"Escuchaba muy poco rock, incluso lo despreciaba, aunque me pasase horas dibujando pentatónicas en la intimidad de mi cuarto sobre los solos del primer Eric Clapton.

2026-07-12

No me gusta el rock

Este rebobinado musical, con apéndices de actualidad y anotaciones a los márgenes de mi memoria vital, puede que esté viciado por un postulado equivocado que dirigió mis gustos musicales, como los de muchas y muchos de mi generación durante los años ochenta, hacia el pop. Durante aquellos años yo escuchaba muy poco rock, o incluso lo despreciaba en público —sobre todo el heavy—, aunque me pasase horas dibujando pentatónicas en la intimidad de mi cuarto sobre los solos del primer Eric Clapton, el de los Bluesbreakers de John Mayall. Comprendedme: era un joven sin criterio que se dejaba llevar por el momento. No en vano, estábamos en la «edad de oro del pop español», o eso se dijo.
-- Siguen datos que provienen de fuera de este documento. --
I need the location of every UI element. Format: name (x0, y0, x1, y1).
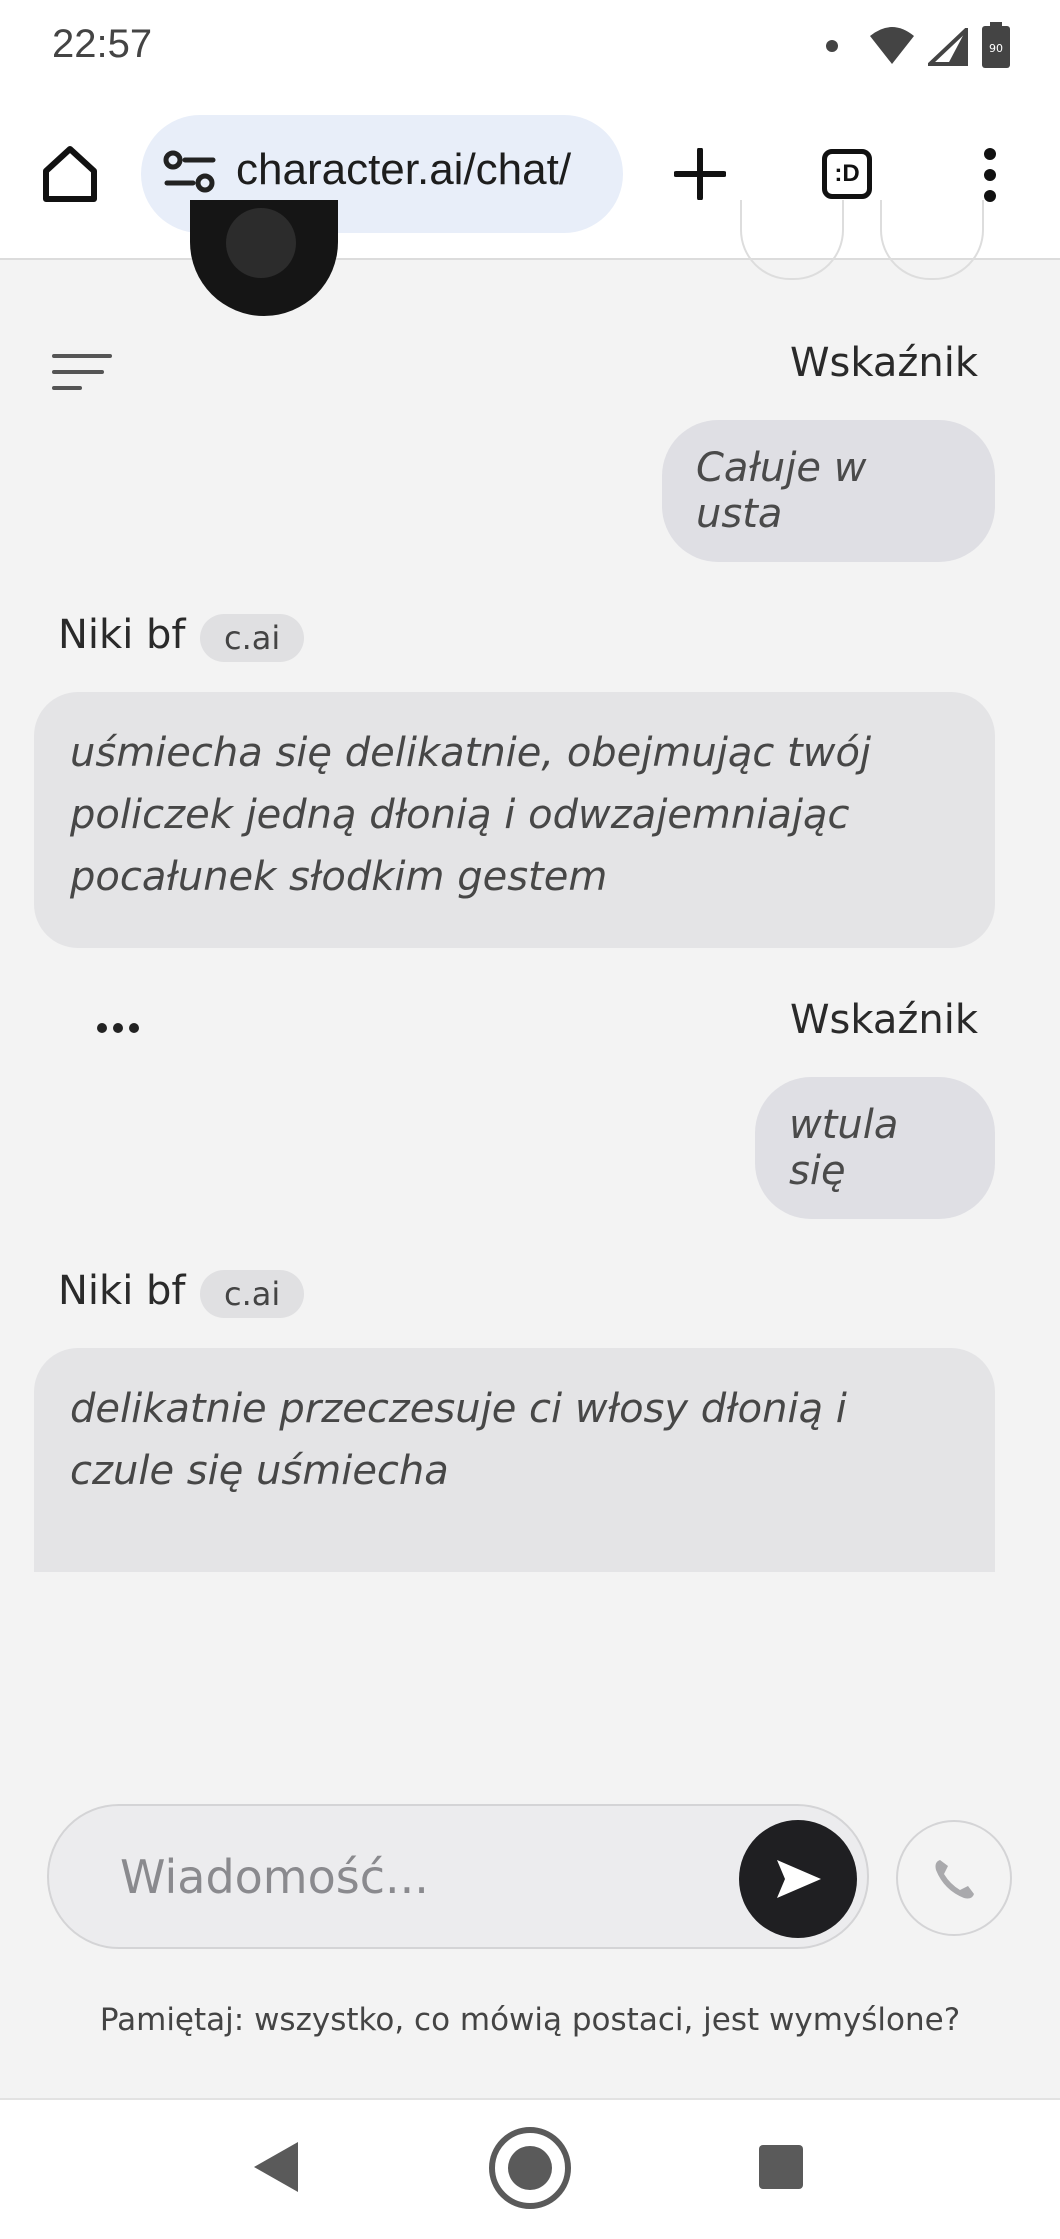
battery-level: 90 (989, 42, 1003, 55)
user-message-bubble: wtula się (755, 1077, 995, 1219)
menu-icon[interactable] (52, 352, 112, 396)
send-button[interactable] (739, 1820, 857, 1938)
user-name-label: Wskaźnik (790, 340, 978, 386)
more-menu-icon[interactable] (978, 146, 1002, 204)
notification-dot-icon (826, 40, 838, 52)
character-avatar[interactable] (190, 200, 338, 316)
battery-icon: 90 (982, 22, 1010, 68)
call-button[interactable] (896, 1820, 1012, 1936)
character-badge: c.ai (200, 1270, 305, 1318)
home-nav-icon[interactable] (488, 2126, 572, 2210)
character-name-label: Niki bf (58, 1268, 186, 1314)
home-icon[interactable] (40, 143, 100, 203)
message-text: Całuje w usta (696, 445, 867, 537)
user-message-bubble: Całuje w usta (662, 420, 995, 562)
back-icon[interactable] (252, 2140, 300, 2194)
more-options-icon[interactable] (96, 1022, 140, 1034)
header-action-button[interactable] (880, 200, 984, 280)
status-time: 22:57 (52, 22, 153, 66)
message-input[interactable] (118, 1840, 722, 1914)
disclaimer-text: Pamiętaj: wszystko, co mówią postaci, je… (99, 2002, 961, 2038)
url-text[interactable]: character.ai/chat/ (236, 145, 604, 195)
header-action-button[interactable] (740, 200, 844, 280)
user-name-label: Wskaźnik (790, 997, 978, 1043)
signal-icon (928, 28, 968, 66)
bot-message-bubble: delikatnie przeczesuje ci włosy dłonią i… (34, 1348, 995, 1572)
site-settings-icon[interactable] (163, 150, 217, 194)
send-icon (777, 1860, 821, 1898)
phone-icon (935, 1860, 974, 1899)
message-text: wtula się (789, 1102, 899, 1194)
character-name-label: Niki bf (58, 612, 186, 658)
tab-switcher-button[interactable]: :D (822, 149, 872, 199)
wifi-icon (870, 27, 914, 64)
message-text: delikatnie przeczesuje ci włosy dłonią i… (70, 1386, 847, 1494)
new-tab-icon[interactable] (674, 148, 726, 200)
character-badge: c.ai (200, 614, 305, 662)
recents-icon[interactable] (758, 2144, 804, 2190)
message-text: uśmiecha się delikatnie, obejmując twój … (70, 730, 872, 900)
bot-message-bubble: uśmiecha się delikatnie, obejmując twój … (34, 692, 995, 948)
Así que, ahí estaba como el resto del rebaño, enamorado de la moda juvenil, aunque me devorara por dentro el pecado del blues.

 

Que, ¿por qué equivocado?… pues porque aquellos pijos madrileños de la manida movida, a los que sus padres les costeaban su coqueteo con la música, poco o nada tenían que ver con la juventud que comprábamos sus discos. El caso es que la moda, la prensa o un golpe del destino opacó el rock urbano que sufridos chavales de Vallecas o de la Elipa, que se pagaban las guitarras con el sudor de su frente, practicaban en el extrarradio de la ciudad, de la vida y de la popularidad musical. Así fue como permanecieron por años olvidados en un cajón de mi cuarto y de mi memoria mis cintas de Asfalto y Topo, por cuyas resonancias me he dejado llevar alguna que otra vez en estos rebobinados.

 

Escribo esto y, de repente, un chispazo de clarividencia me hace rebobinar la cinta un poco más atrás en el tiempo, justo en la frontera de esa década tan sobrevalorada culturalmente con la anterior, y me encuentro con la Romántica Banda Local y una canción titulada como mi artículo, «No me gusta el rock». Estamos en 1978 y esta maravillosa banda —también madrileña— no es precisamente el eslabón perdido que cantaban las Vainica Doble, sino muy al contrario, se trata del eslabón que tendía un puente entre el denostado rock urbano y la tan sobrevalorada movida madrileña. Este original y magnífico grupo heredó también lo mejor de la canción de autor. Sus letras son verdadera poesía, a veces profundamente líricas, y a veces irónicas, como es el caso, pues este «no me gusta el rock, que me den música country», termina dándole en las narices al escuchante con un frenético rock and roll. Y es que, convencidos como estamos de que «a occidente le huelen los pies», un buen rock de vez en cuando nos hará desentumecer las coyunturas de los huesos y del alma misma.

 

Destacado: Escuchaba muy poco rock, incluso lo despreciaba, aunque me pasase horas dibujando pentatónicas en la intimidad de mi cuarto sobre los solos del primer Eric Clapton.